Immune Checkpoint Programmed Cell Death Protein-1 (PD-1) Expression on Bone Marrow T Cell Subsets in Patients With Plasma Cell Myeloma
10.3343/alm.2021.41.3.259
- Author:
Min Young LEE
1
;
Chan-Jeoung PARK
;
Young-Uk CHO
;
Eunkyoung YOU
;
Seongsoo JANG
;
Eul Ju SEO
;
Jung-Hee LEE
;
Dok Hyun YOON
;
Cheolwon SUH
Author Information
1. Department of Laboratory Medicine, Kyung Hee University School of Medicine and Kyung Hee University Hospital, Gangdong, Seoul, Korea
- Publication Type:Original Article
- From:Annals of Laboratory Medicine
2021;41(3):259-267
- CountryRepublic of Korea
- Language:English
-
Abstract:
Background:Plasma cell myeloma (PCM) is caused by immune dysregulation. We evaluated the expression of immune checkpoint programmed cell death protein-1 (PD-1) on T cell subsets in PCM patients according to disease course and cytogenetic abnormalities.This study aimed to find a target group suitable for therapeutic use of PD-1 blockade in PCM.

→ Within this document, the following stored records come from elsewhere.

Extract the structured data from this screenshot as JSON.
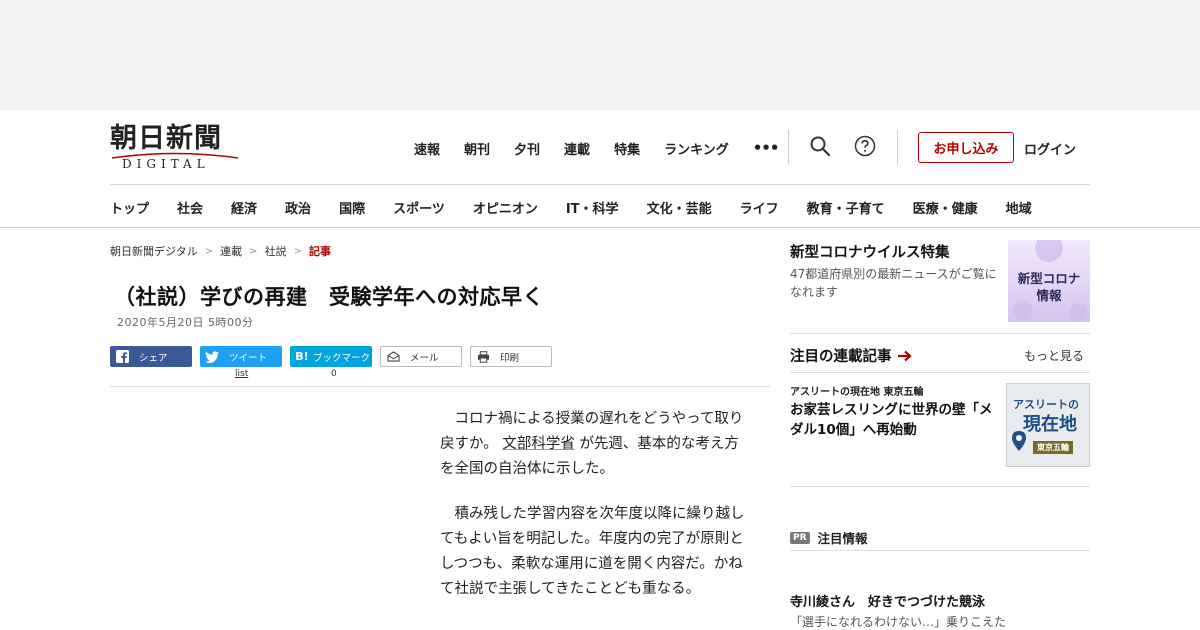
{
  "header": {
    "logo_jp": "朝日新聞",
    "logo_en": "DIGITAL",
    "global_nav": [
      "速報",
      "朝刊",
      "夕刊",
      "連載",
      "特集",
      "ランキング"
    ],
    "more_label": "•••",
    "subscribe_label": "お申し込み",
    "login_label": "ログイン"
  },
  "category_nav": [
    "トップ",
    "社会",
    "経済",
    "政治",
    "国際",
    "スポーツ",
    "オピニオン",
    "IT・科学",
    "文化・芸能",
    "ライフ",
    "教育・子育て",
    "医療・健康",
    "地域"
  ],
  "breadcrumb": [
    "朝日新聞デジタル",
    "連載",
    "社説",
    "記事"
  ],
  "breadcrumb_sep": ">",
  "article": {
    "title": "（社説）学びの再建　受験学年への対応早く",
    "date": "2020年5月20日 5時00分",
    "share": {
      "facebook": "シェア",
      "twitter": "ツイート",
      "hatena": "ブックマーク",
      "hatena_icon": "B!",
      "mail": "メール",
      "print": "印刷",
      "twitter_count": "list",
      "hatena_count": "0"
    },
    "para1_before": "　コロナ禍による授業の遅れをどうやって取り戻すか。",
    "para1_link": "文部科学省",
    "para1_after": "が先週、基本的な考え方を全国の自治体に示した。",
    "para2": "　積み残した学習内容を次年度以降に繰り越してもよい旨を明記した。年度内の完了が原則としつつも、柔軟な運用に道を開く内容だ。かねて社説で主張してきたことども重なる。"
  },
  "sidebar": {
    "promo": {
      "title": "新型コロナウイルス特集",
      "sub": "47都道府県別の最新ニュースがご覧になれます",
      "img_line1": "新型コロナ",
      "img_line2": "情報"
    },
    "series": {
      "title": "注目の連載記事",
      "more": "もっと見る",
      "kicker": "アスリートの現在地 東京五輪",
      "headline": "お家芸レスリングに世界の壁「メダル10個」へ再始動",
      "img_line1": "アスリートの",
      "img_line2": "現在地",
      "img_badge": "東京五輪"
    },
    "pr": {
      "badge": "PR",
      "label": "注目情報",
      "headline": "寺川綾さん　好きでつづけた競泳",
      "sub": "「選手になれるわけない…」乗りこえた"
    }
  },
  "colors": {
    "brand_red": "#b40000",
    "facebook": "#3b5998",
    "twitter": "#1da1f2",
    "hatena": "#00a4de"
  },
  "icons": [
    "search-icon",
    "help-icon",
    "facebook-icon",
    "twitter-icon",
    "hatena-icon",
    "mail-icon",
    "print-icon",
    "arrow-right-icon"
  ]
}
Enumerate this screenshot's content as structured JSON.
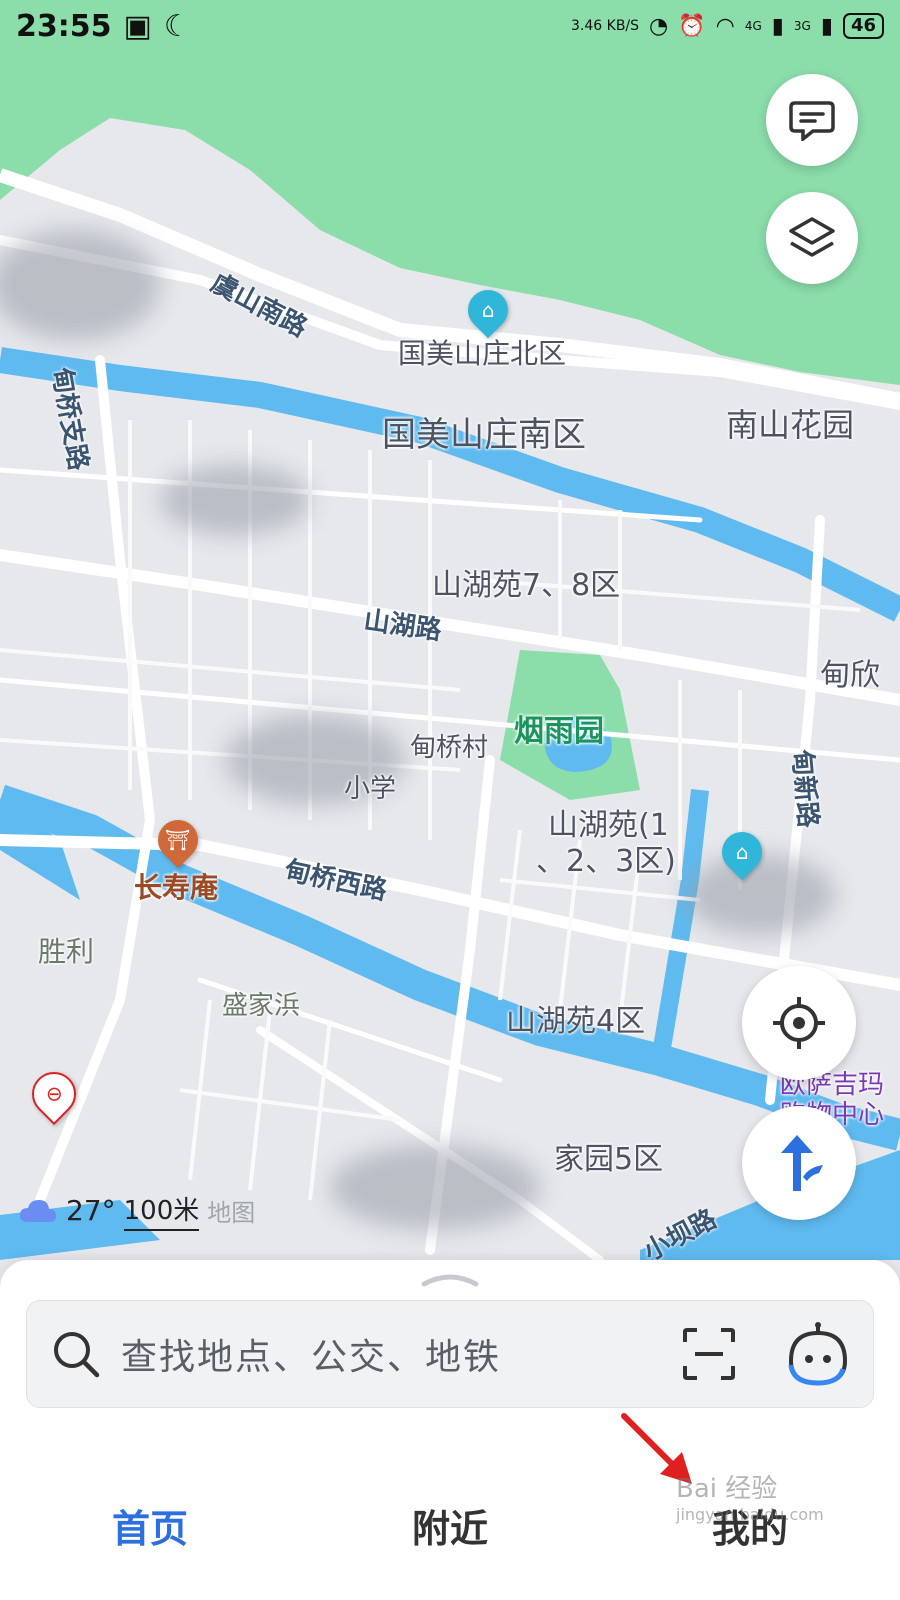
{
  "status_bar": {
    "time": "23:55",
    "speed": "3.46 KB/S",
    "network_1": "4G",
    "network_2": "3G",
    "battery": "46"
  },
  "map": {
    "labels": {
      "road_yushan_south": "虞山南路",
      "guomei_north": "国美山庄北区",
      "guomei_south": "国美山庄南区",
      "nanshan_garden": "南山花园",
      "road_dianqiao_branch": "甸桥支路",
      "shanhu_78": "山湖苑7、8区",
      "road_shanhu": "山湖路",
      "dianxin_partial": "甸欣",
      "yanyu_garden": "烟雨园",
      "dianqiao_village": "甸桥村",
      "school_partial": "小学",
      "shanhu_123_line1": "山湖苑(1",
      "shanhu_123_line2": "、2、3区)",
      "road_dianxin": "甸新路",
      "changshou_temple": "长寿庵",
      "road_dianqiao_west": "甸桥西路",
      "shengli": "胜利",
      "shengjiabang": "盛家浜",
      "shanhu_4": "山湖苑4区",
      "ousa_line1": "欧萨吉玛",
      "ousa_line2": "购物中心",
      "jiayuan_5": "家园5区",
      "road_xiaoba": "小坝路"
    },
    "weather_temp": "27°",
    "scale": "100米",
    "map_watermark": "地图"
  },
  "search": {
    "placeholder": "查找地点、公交、地铁"
  },
  "tabs": [
    {
      "label": "首页",
      "active": true
    },
    {
      "label": "附近",
      "active": false
    },
    {
      "label": "我的",
      "active": false
    }
  ],
  "watermark": {
    "brand": "Bai 经验",
    "url": "jingyan.baidu.com"
  },
  "colors": {
    "accent": "#2b6fe0",
    "park_green": "#8bddaa",
    "water_blue": "#5fbaf0",
    "annotation_red": "#e02020"
  }
}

Methods:A total of 188 bone marrow (BM) samples from 166 PCM patients and 32 controls were prospectively collected between May 2016 and May 2017. PD-1 expression on BM T cell subsets was measured using flow cytometry.
Results:At diagnosis, the median PD-1 expression on CD4+ T cells was 24.6%, which did not significantly differ from that in controls. After stem cell transplantation, PD-1 expression on CD4+ T cells was higher than that at diagnosis (P < 0.001), regardless of residual disease. PD-1 expression on CD4+ T cells in patients with residual disease after chemotherapy was significantly higher than that at diagnosis (P = 0.001) and after complete remission following chemotherapy (P = 0.044). PD-1 expression on CD8+ T cells was higher in PCM patients with cytogenetic abnormalities, including monosomy 13, 1q gain, complex karyotype, and hypodiploidy.
Conclusions:PD-1 blockade might have therapeutic potential in refractory PCM patients after chemotherapy, especially in those with high- or intermediate-risk cytogenetic abnormalities.